The first step towards the CLS certification is to meet the pre-qualifying requirements in education and work experience. This includes having a high school diploma or equivalent education and attending a training school that teaches courses similar to contents and restoration. A restorer needs to show five years of verifiable work experience or three years of verifiable supervisory experience.
The second step is to complete the Contents Loss Specialist prerequisite courses.

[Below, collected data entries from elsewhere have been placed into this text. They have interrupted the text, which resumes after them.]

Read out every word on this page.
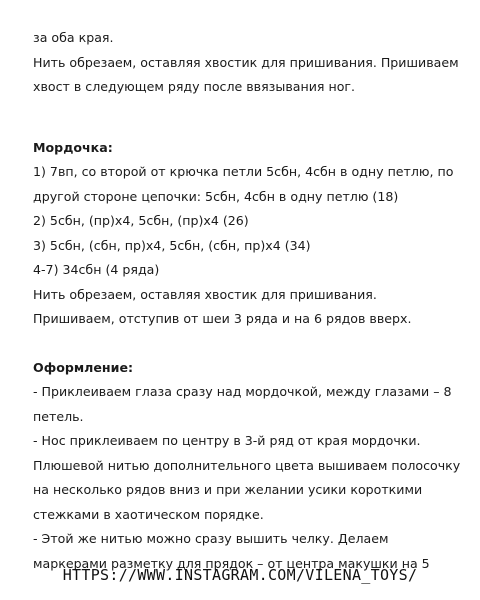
за оба края.
Нить обрезаем, оставляя хвостик для пришивания. Пришиваем
хвост в следующем ряду после ввязывания ног.
Мордочка:
1) 7вп, со второй от крючка петли 5сбн, 4сбн в одну петлю, по
другой стороне цепочки: 5сбн, 4сбн в одну петлю (18)
2) 5сбн, (пр)х4, 5сбн, (пр)х4 (26)
3) 5сбн, (сбн, пр)х4, 5сбн, (сбн, пр)х4 (34)
4-7) 34сбн (4 ряда)
Нить обрезаем, оставляя хвостик для пришивания.
Пришиваем, отступив от шеи 3 ряда и на 6 рядов вверх.
Оформление:
- Приклеиваем глаза сразу над мордочкой, между глазами – 8
петель.
- Нос приклеиваем по центру в 3-й ряд от края мордочки.
Плюшевой нитью дополнительного цвета вышиваем полосочку
на несколько рядов вниз и при желании усики короткими
стежками в хаотическом порядке.
- Этой же нитью можно сразу вышить челку. Делаем
маркерами разметку для прядок – от центра макушки на 5
HTTPS://WWW.INSTAGRAM.COM/VILENA_TOYS/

These seven domains include restoration training, health and safety, and microbial remediation, to name a few.
For the third and fourth steps, restorers need to take the CLS prep course and exam and then complete the Content Loss Specialist Formal Report.
Owing to the prerequisites and rigorous training of the CLS advance certification program, the certification is more than just a piece of paper that says “complete.” It also gives restorers the confidence they need to help their customers with a new level of expertise.
“It’s an identification that you are higher on the contents scale than others,” Smith said. “You've put in additional high-level training, to where you can identify what the customer's needs are and be able to proactively provide those services.”
For Stokes, she took the CLS course with people that she had heard from in the industry but never had any learning experiences. By the end of her experience with the CLS course, she gained even more knowledge from it and from those who took the course with her.
“It was very good for me to learn different things from other professionals,” Stokes said, “because I always thought I knew it all. I knew a lot at the time. It was really good to get to know some stuff from other professionals, who had the exact same kinds of stories, to see that we all had the same experiences.”
Who Should Get a CLS Certification?
The CLS designation would be desirable for anyone that wants to improve their understanding and appreciation of contents restoration.
A restorer that handles contents in their company should participate in the CLS program. This could be an owner of a restoration firm, someone who manages jobs, leads a department, or even expert witnesses. Stokes points out that individuals who are the main salespeople for a firm’s contents division should take the program to better explain the services they provide to customers.
The program will also help enhance the career of anyone who wants a greater understanding of the industry and to build the necessary confidence in those assisting people who have suffered loss due to unforeseen events.
For both Stokes and Smith, it’s important for contents loss specialists to realize that how they interact with their customers and their belongings has real meaning to their customers.
“The contents of somebody's house, those are the memories,” Stokes said. “These belongings can carry a lot of memories.”
“All specialists need to understand that there are items that were either left to them by a family member, or that they were special enough to move to a new home or business,” Smith said. “They took them with them so that means something to the customer.”